I was in a foul mood at the beginning of the seder. I’d discovered that there were Israeli wines being served, including one from the Golan Heights. When I sat down I said petulantly I’m not drinking any wine from the occupation and pushed the glass away from my place and put an empty glass there and didn’t drink any wine, just water.
Subsequently I felt bad about the outburst, as I had my own passivity to blame, and the original source of my passivity seated a mile and a half across from me at the table is a beautiful woman now elderly whose vast powers I should have come to terms with long ago. I have contempt for gray men disfigured by parental issues and resolved not to say anything more of a political nature during the seder, I’d said enough, maybe I should listen.

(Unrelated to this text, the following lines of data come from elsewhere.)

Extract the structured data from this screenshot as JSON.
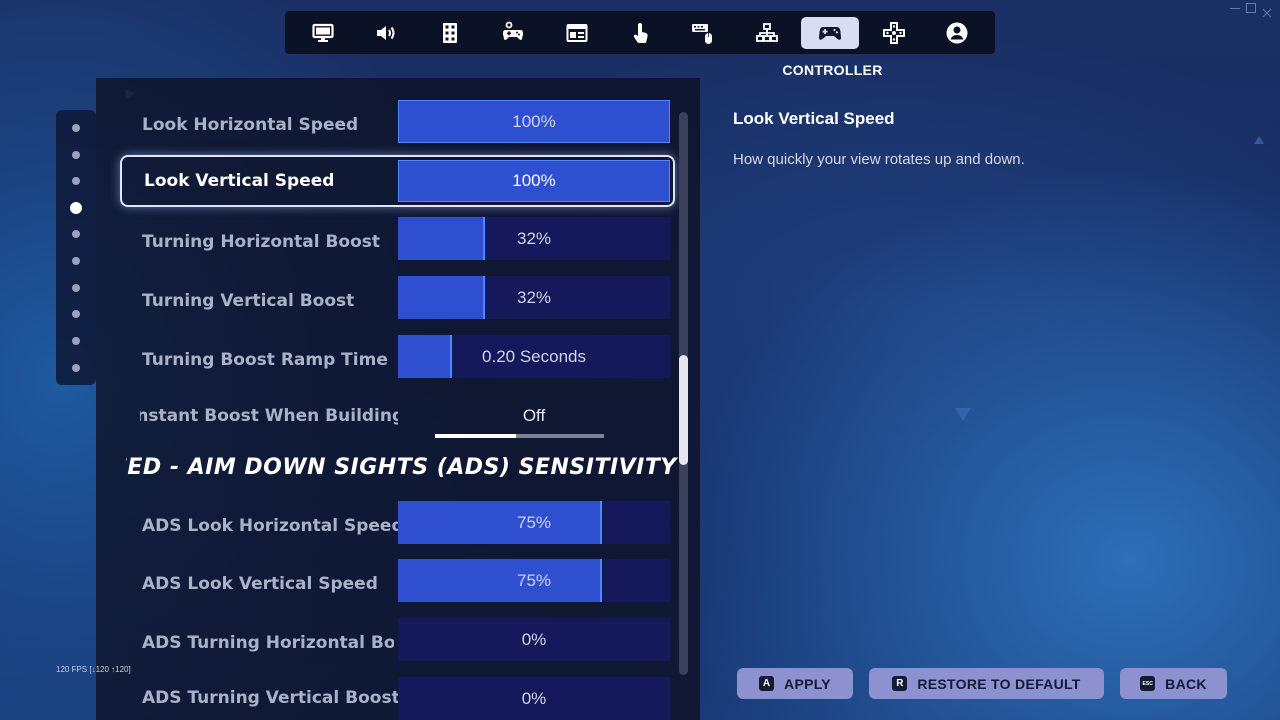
{
  "colors": {
    "accent_fill": "#2e4fd0",
    "slider_track": "#15185a",
    "button_bg": "#8d91cf",
    "selected_border": "#dde4ff"
  },
  "tabs": [
    {
      "icon": "monitor-icon"
    },
    {
      "icon": "speaker-icon"
    },
    {
      "icon": "accessibility-grid-icon"
    },
    {
      "icon": "gamepad-gear-icon"
    },
    {
      "icon": "window-layout-icon"
    },
    {
      "icon": "touch-icon"
    },
    {
      "icon": "keyboard-mouse-icon"
    },
    {
      "icon": "hierarchy-icon"
    },
    {
      "icon": "gamepad-icon",
      "active": true
    },
    {
      "icon": "dpad-icon"
    },
    {
      "icon": "account-icon"
    }
  ],
  "active_tab_title": "CONTROLLER",
  "page_dots": {
    "count": 10,
    "active_index": 3
  },
  "settings": [
    {
      "label": "Look Horizontal Speed",
      "value": "100%",
      "fill": 1.0
    },
    {
      "label": "Look Vertical Speed",
      "value": "100%",
      "fill": 1.0,
      "selected": true
    },
    {
      "label": "Turning Horizontal Boost",
      "value": "32%",
      "fill": 0.32
    },
    {
      "label": "Turning Vertical Boost",
      "value": "32%",
      "fill": 0.32
    },
    {
      "label": "Turning Boost Ramp Time",
      "value": "0.20 Seconds",
      "fill": 0.2
    }
  ],
  "toggle": {
    "label": "Instant Boost When Building",
    "value": "Off"
  },
  "section_header": "ADVANCED - AIM DOWN SIGHTS (ADS) SENSITIVITY",
  "ads_settings": [
    {
      "label": "ADS Look Horizontal Speed",
      "value": "75%",
      "fill": 0.75
    },
    {
      "label": "ADS Look Vertical Speed",
      "value": "75%",
      "fill": 0.75
    },
    {
      "label": "ADS Turning Horizontal Boost",
      "value": "0%",
      "fill": 0
    },
    {
      "label": "ADS Turning Vertical Boost",
      "value": "0%",
      "fill": 0
    }
  ],
  "description": {
    "title": "Look Vertical Speed",
    "text": "How quickly your view rotates up and down."
  },
  "buttons": {
    "apply": {
      "key": "A",
      "label": "APPLY"
    },
    "restore": {
      "key": "R",
      "label": "RESTORE TO DEFAULT"
    },
    "back": {
      "key": "ESC",
      "label": "BACK"
    }
  },
  "fps_counter": "120 FPS [↓120 ↑120]"
}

I was in my niece’s crew. She had brought out a bunch of her friends from college, five of em. The guy wore a kipa in his tangled locks, the rest were women. To my niece’s credit, it was a very diverse group, racially, religiously, the one unifying element was strong purposeful women (and men who can abide them); that is my niece’s arrowlike spirit.
The one next to me was an Arab-American with incredible eyes. So perhaps the seating was a gesture to me, I thought later. She has lived in her parents’ country and in this one too, she studies international relations. We talked about the Arab spring, and would Syria go? I did not bring up The Issue. In my 50s I am finally learning to read people and I sensed that her politics and mine would not align. She is from a Christian family, and I sensed some hidden sympathy for Israel. The politics of the Middle East is complex, eh.
On my other side was one of my sisters, the funniest one, Chaucerian and extroverted. She asked the woman a bunch of questions. Where would she like to work, and where does she see her future. In the United States, the woman said. She dreams of working at the Carnegie Institute. Why not in your home country? my sister asked.
Because, she said, she prefers the American scene for women.